Ses deux heures d’intervention sont savamment ficelées. Il maîtrise son sujet à la perfection, comprend les collégiens au point d’anticiper chacune de leurs réactions. Il le sait, une partie des ados de cette commune régulièrement en proie aux rixes sortent toujours équipés d’une lame. «Si on t’attaque avec un couteau, si t’as pas d’arme, tu vas te faire planter. C’est soit lui, soit toi», justifie un garçon. Soit. Mais alors, en cas d’embrouille, ils en font quoi de leur couteau ? «Tu vises où ? La cuisse ?» demande Adama Camara. «Ouais», rétorque l’ado. «Malheureusement, la plupart des jeunes qui ont perdu la vie ont été touchés au niveau de l’artère fémorale, dit Adama Camara. On ne se protège pas avec un couteau ! Demain, je tombe sur une personne qui en a un, qu’est-ce que je dois faire ?»

Les ados sont malins : ils adaptent leur réponse à ce qu’ils pensent que l’adulte attend d’eux. Promis, en cas d’embrouille à l’opinel, ils courent. «Et si quelqu’un est en train de filmer ?» Mince. Hors de question de passer pour une «salope» et de se faire afficher sur les réseaux. Finalement, ils ne courent pas. «Je préfère courir et embrasser ma mère le soir que pas courir et que ma mère, elle embrasse un cercueil, lâche Adama Camara. Redescendez de ça, les gars. Ne pensez pas aux réseaux, votre vie, elle est en jeu. Demain, on te plante, tu meurs. T’as pas couru, t’as fait le bonhomme. Et alors ? C’est fini.»

Déglamouriser la prison

Une heure passe avant que ce grand gars de 1m92 parle de lui.

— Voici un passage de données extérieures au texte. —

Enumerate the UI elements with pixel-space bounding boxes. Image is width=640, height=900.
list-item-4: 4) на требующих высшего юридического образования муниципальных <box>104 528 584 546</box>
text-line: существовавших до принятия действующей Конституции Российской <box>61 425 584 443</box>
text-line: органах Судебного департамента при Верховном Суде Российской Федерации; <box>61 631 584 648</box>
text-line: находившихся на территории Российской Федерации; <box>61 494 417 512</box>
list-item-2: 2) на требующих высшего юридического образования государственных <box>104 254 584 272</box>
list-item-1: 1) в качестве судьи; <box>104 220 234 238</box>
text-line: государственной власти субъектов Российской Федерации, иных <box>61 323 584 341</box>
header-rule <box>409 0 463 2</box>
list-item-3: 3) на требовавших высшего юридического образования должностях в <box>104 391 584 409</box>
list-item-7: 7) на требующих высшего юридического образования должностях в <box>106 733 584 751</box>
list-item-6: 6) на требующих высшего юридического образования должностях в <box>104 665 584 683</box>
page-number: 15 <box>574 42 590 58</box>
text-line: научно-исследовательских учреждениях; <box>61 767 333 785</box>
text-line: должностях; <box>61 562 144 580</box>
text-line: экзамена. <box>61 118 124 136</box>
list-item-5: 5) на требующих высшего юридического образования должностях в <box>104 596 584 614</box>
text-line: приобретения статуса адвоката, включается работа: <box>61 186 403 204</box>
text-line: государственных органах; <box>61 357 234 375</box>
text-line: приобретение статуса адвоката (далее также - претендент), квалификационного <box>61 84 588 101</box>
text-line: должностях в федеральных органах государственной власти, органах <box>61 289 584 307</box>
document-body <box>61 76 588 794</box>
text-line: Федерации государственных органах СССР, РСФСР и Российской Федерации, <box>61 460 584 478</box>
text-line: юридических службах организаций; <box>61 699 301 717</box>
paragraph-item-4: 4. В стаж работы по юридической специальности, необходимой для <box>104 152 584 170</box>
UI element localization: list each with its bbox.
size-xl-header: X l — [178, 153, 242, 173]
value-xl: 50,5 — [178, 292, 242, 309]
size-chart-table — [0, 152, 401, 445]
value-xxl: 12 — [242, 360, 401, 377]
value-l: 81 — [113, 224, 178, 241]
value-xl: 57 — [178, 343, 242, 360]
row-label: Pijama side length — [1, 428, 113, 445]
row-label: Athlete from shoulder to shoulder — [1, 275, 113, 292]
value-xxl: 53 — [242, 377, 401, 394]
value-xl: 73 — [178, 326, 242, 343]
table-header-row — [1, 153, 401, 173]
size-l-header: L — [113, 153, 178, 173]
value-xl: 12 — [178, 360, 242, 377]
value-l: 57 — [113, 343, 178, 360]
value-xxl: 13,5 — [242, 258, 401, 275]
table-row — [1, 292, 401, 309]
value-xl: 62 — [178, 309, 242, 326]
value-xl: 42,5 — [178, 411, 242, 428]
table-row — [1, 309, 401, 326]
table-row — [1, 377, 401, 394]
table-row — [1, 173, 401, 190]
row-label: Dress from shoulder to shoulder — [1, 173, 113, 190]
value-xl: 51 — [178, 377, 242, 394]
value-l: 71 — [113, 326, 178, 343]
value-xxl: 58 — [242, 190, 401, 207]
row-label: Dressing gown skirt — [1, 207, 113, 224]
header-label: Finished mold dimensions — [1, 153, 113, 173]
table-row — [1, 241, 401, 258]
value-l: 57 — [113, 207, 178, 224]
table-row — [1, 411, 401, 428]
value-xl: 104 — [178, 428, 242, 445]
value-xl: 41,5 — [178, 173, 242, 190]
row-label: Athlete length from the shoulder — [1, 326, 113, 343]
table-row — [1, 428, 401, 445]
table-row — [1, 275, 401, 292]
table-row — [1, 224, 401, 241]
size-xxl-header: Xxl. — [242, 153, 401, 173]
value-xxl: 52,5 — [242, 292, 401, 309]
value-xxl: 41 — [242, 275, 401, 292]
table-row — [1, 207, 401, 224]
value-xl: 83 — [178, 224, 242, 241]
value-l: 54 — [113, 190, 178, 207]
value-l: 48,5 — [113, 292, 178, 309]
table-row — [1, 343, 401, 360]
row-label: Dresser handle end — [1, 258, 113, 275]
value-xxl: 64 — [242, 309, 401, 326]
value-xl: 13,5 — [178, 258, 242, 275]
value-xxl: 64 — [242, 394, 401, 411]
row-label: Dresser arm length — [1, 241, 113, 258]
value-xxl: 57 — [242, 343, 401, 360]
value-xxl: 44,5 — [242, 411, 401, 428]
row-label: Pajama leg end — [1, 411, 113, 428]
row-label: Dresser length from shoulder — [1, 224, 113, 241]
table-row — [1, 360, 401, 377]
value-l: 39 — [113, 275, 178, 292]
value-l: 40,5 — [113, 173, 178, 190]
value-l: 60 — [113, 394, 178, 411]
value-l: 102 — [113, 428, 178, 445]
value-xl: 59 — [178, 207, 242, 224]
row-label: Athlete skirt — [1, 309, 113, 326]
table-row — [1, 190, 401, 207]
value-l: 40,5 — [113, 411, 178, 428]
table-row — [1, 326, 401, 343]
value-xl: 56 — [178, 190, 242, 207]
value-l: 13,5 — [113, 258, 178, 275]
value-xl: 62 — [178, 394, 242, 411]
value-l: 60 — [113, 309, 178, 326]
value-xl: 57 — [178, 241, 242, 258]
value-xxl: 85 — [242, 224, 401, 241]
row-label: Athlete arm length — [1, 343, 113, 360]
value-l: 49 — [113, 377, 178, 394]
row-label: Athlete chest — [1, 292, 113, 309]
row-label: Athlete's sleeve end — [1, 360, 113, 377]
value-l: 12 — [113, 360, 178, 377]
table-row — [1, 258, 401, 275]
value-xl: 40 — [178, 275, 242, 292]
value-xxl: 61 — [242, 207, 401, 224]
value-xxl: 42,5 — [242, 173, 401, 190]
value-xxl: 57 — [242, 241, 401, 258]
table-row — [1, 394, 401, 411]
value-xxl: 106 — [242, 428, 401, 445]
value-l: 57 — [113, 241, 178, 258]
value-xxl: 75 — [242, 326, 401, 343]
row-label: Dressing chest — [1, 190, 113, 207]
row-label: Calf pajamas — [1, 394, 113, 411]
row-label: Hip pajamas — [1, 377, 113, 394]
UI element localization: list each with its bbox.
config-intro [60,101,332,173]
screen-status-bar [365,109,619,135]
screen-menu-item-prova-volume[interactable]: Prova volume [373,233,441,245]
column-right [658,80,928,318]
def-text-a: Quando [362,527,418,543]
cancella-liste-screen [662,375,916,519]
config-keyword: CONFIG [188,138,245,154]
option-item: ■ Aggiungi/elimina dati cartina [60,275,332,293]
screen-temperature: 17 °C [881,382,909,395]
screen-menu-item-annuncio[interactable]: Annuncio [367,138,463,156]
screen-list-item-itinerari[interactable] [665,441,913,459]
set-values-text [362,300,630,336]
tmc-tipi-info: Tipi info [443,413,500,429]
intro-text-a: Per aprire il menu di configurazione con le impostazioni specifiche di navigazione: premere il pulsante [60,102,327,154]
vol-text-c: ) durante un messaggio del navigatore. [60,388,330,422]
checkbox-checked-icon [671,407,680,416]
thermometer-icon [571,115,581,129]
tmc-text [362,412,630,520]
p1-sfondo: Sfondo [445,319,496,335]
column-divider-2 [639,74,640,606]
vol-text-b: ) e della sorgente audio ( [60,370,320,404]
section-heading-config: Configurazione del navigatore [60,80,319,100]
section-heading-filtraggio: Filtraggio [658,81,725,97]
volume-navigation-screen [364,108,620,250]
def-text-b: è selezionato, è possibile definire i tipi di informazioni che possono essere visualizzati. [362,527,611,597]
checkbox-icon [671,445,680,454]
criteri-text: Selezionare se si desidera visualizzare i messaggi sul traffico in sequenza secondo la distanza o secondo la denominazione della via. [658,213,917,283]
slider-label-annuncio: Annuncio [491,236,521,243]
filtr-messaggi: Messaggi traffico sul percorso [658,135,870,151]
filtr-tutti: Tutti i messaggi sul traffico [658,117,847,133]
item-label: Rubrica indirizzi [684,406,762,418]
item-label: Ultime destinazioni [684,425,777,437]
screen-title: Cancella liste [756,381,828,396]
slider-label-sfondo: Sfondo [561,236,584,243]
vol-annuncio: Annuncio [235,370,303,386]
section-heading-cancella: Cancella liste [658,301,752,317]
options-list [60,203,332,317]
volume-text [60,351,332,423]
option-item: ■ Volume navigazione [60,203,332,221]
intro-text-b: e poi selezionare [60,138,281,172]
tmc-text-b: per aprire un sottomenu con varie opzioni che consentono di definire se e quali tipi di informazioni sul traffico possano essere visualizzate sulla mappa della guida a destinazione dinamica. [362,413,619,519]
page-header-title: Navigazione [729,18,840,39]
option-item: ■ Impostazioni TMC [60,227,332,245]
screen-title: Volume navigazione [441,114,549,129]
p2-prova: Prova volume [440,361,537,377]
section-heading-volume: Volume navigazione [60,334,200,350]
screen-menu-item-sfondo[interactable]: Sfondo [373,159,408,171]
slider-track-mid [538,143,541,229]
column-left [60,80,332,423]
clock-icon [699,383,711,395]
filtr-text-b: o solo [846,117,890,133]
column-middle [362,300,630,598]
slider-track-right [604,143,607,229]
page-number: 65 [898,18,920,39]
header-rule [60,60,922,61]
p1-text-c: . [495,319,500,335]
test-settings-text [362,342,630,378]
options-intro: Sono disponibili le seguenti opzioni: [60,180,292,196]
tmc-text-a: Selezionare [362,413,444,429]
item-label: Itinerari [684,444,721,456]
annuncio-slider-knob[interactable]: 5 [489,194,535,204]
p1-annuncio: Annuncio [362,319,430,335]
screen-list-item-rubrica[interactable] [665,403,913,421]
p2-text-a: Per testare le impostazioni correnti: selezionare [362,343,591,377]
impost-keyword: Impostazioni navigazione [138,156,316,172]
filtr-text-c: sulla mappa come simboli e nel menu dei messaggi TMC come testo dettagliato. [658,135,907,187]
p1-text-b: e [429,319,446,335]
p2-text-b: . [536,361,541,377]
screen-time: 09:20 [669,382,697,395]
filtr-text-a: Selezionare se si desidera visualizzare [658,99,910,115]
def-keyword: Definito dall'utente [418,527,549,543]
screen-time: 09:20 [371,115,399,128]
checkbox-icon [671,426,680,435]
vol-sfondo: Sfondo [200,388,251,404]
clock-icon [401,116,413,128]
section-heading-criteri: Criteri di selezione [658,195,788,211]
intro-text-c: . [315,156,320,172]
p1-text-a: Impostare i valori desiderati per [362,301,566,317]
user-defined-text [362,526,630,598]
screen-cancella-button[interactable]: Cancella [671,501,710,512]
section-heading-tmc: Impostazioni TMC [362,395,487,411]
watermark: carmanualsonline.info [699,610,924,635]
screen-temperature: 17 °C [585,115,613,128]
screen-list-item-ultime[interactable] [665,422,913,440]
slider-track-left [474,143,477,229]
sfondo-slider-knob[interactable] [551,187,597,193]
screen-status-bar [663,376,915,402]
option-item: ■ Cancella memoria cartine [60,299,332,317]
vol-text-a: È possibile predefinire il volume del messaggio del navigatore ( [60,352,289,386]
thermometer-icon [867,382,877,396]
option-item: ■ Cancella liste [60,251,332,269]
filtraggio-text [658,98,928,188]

De son frère, Sada, tué à coups de couteau dans le thorax en 2011. De ce drap blanc qu’il découvre en pleine nuit à la gare de Garges-Sarcelles. De sa mère allongée en pleurs sur le sol de sa chambre. Du corps froid de son cadet à la morgue. Une jeune fille quitte la salle en pleurant – son cousin a lui-même été tué lors d’une rixe, il y a quelques mois. Après trois années à tenir son envie de vengeance à distance, Adama Camara se procurera une arme, qu’il pointera vers le grand frère du meurtrier de Sada. Œil pour œil, dent pour dent. Il le blesse «très grièvement», se fait arrêter dans la foulée, prend huit ans, en purge quatre.

Il raconte cette cellule de sept pieds pointure 44 de large, sur 13 de long. La cohabitation contrainte avec un inconnu, l’impossibilité de camoufler les effluves à l’heure de «lâcher un numéro 2». Le réveil chaque matin à 7 heures pour l’appel. Sa fille qui grandit sans son père, son père qui meurt sans son fils. «Mes potes, quand ils sont allés en prison, ils m’ont pas parlé de cette réalité», confie-t-il, cherchant à déglamouriser l’imaginaire des ados, biberonnés aux vidéos de taulards-cuisiniers sur TikTok. Contrairement à ce qu’il croyait, ses représailles n’ont pas apaisé son cœur. Parler à une psy, oui. «Au final, je me dis, elle m’a servi à quoi cette vengeance ? A rien. J’ai plus perdu que j’ai gagné.»

En alternant mises en situation, projections de films et témoignage personnel, Adama Camara sait maintenir l’attention et viser juste. Mais que se passera-t-il une fois les ados rentrés au quartier ? «C’est compliqué de résister au groupe, mais eux au moins, ils sont informés. Si demain il y en a un qui sort un couteau, ils vont se dire “je suis en danger”. Peut-être qu’on ne peut pas sauver tout le monde, mais un maximum de jeunes vont pouvoir réfléchir et agir autrement. Ils seront moins nombreux à foncer tête baissée dans les embrouilles.»